Ele afirma que os usuários do sistema financeiro também poderão usar o consórcio para quitar seus imóveis. Se o prazo do financiamento for longo, é vantajoso utilizar o recurso do consórcio para saldar a dívida. O consórcio pode ser uma boa alternativa para fugir dos juros altos do sistema financeiro e do aluguel.
A União já tem cerca de 80 reservas de compras de consórcios de imóveis. Destas, 60% referem-se a imóveis residenciais. O restante será dividido na compra de terrenos e imóveis comerciais, diz Montosa. Segundo ele, o primeiro sorteio deve acontecer em novembro. As prestações mensais para quem pegar um crédito de R$ 30 mil devem ser de R$ 384, calcula. A empresa, que atua no setor de consórcios para veículos há 20 anos, não exige renda mínima para entrar no sistema.
Os consórcios de imóveis são uma alternativa mais barata para quem quer comprar um bem. As linhas do sistema financeiro são praticamente inacessíveis. O usuário paga todo mês mas tem impressão de que nunca vai conseguir amortizar o saldo devedor. Já no sistema de condomínio, o problema é a morosidade, diz Montosa. Além disso, um comerciante pode adquirir sua loja no primeiro mês, se for contemplado no início do plano. Se aplicasse mensalmente na poupança, só conseguiria efetuar a compra do imóvel ao final de alguns anos.
A Autobens Administradora de Consórcios, que opera no setor de automóveis, caminhões e motos há dez anos, também prepara uma opção de consórcio de imóveis para colocar no mercado em outubro. O diretor geral da empresa, Francisco Oliveira, conta que por enquanto só vai disponibilizar o consórcio vinculado, ou seja, a venda de um empreendimento em parceria com uma construtora de Londrina. O nome da construtora ainda não está definido. Temos estudado várias ofertas, conta.
Com taxas de administração entre 10% e 12%, a mensalidade para quem solicitar crédito de R$ 10 mil, em 100 meses, por exemplo, deve ser de R$ 112 - corrigida pelo CUB. Oliveira diz que os próprios clientes é quem decidirão em assembléia se vão pagar algum tipo de seguro ou fundo de reserva. A Autobens financiará entre R$ 10 mil e R$ 100 mil com prazos que variam de 100 a 180 meses.
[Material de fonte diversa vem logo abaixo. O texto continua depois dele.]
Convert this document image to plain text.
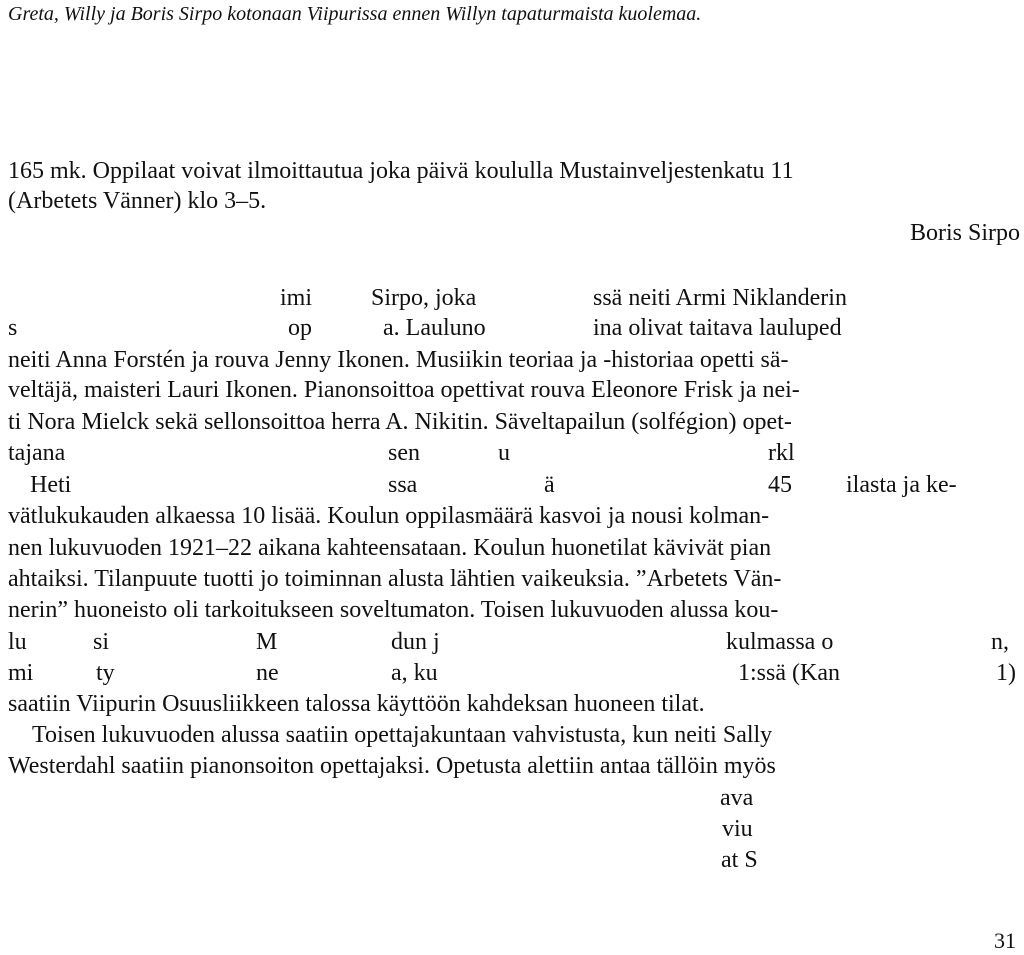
Greta, Willy ja Boris Sirpo kotonaan Viipurissa ennen Willyn tapaturmaista kuolemaa.
165 mk. Oppilaat voivat ilmoittautua joka päivä koululla Mustainveljestenkatu 11
(Arbetets Vänner) klo 3–5.
Boris Sirpo
imi Sirpo, joka	ssä neiti Armi Niklanderin
s	op	a. Lauluno	ina olivat taitava lauluped
neiti Anna Forstén ja rouva Jenny Ikonen. Musiikin teoriaa ja -historiaa opetti sä-
veltäjä, maisteri Lauri Ikonen. Pianonsoittoa opettivat rouva Eleonore Frisk ja nei-
ti Nora Mielck sekä sellonsoittoa herra A. Nikitin. Säveltapailun (solfégion) opet-
tajana	sen	u	rkl
Heti	ssa	ä	45 ilasta ja ke-
vätlukukauden alkaessa 10 lisää. Koulun oppilasmäärä kasvoi ja nousi kolman-
nen lukuvuoden 1921–22 aikana kahteensataan. Koulun huonetilat kävivät pian
ahtaiksi. Tilanpuute tuotti jo toiminnan alusta lähtien vaikeuksia. ”Arbetets Vän-
nerin” huoneisto oli tarkoitukseen soveltumaton. Toisen lukuvuoden alussa kou-
lu	si	M	dun j	kulmassa o	n,
mi	ty	ne	a, ku	1:ssä (Kan	1)
saatiin Viipurin Osuusliikkeen talossa käyttöön kahdeksan huoneen tilat.
Toisen lukuvuoden alussa saatiin opettajakuntaan vahvistusta, kun neiti Sally
Westerdahl saatiin pianonsoiton opettajaksi. Opetusta alettiin antaa tällöin myös
ava
viu
at S
31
O plano livre para compra de imóveis comerciais, rurais e terrenos vai depender da resposta do mercado. A empresa tem uma carteira de quatro mil clientes no consórcio de automóveis.
Há um ano, o Consórcio Nacional Geral Record trabalha com imóveis residenciais, além do setor automotivo. A gerente Claudi Lopes Rodrigues diz que tem dois grupos fechados, cada um com 200 participantes. A diferença é que a partir de agora não precisaremos nos restringir a imóveis residenciais. As cartas de crédito, no Nacional Geral Record, variam de R$ 10 mil a R$ 150 mil e podem ser usadas para comprar, construir ou reformar imóveis. Somadas, a taxa de administração, fundo de reserva e seguro de vida totalizarão pouco menos de 16% do valor do crédito. Em um plano de 100 meses para empréstimo de R$ 100 mil, por exemplo, o consorciado pagará aproximadamente R$ 116 mil ao final do contrato. Claudi diz que, como a procura aumentou nos últimos dias, resolveu abrir um novo grupo, que também terá prazo de 100 meses.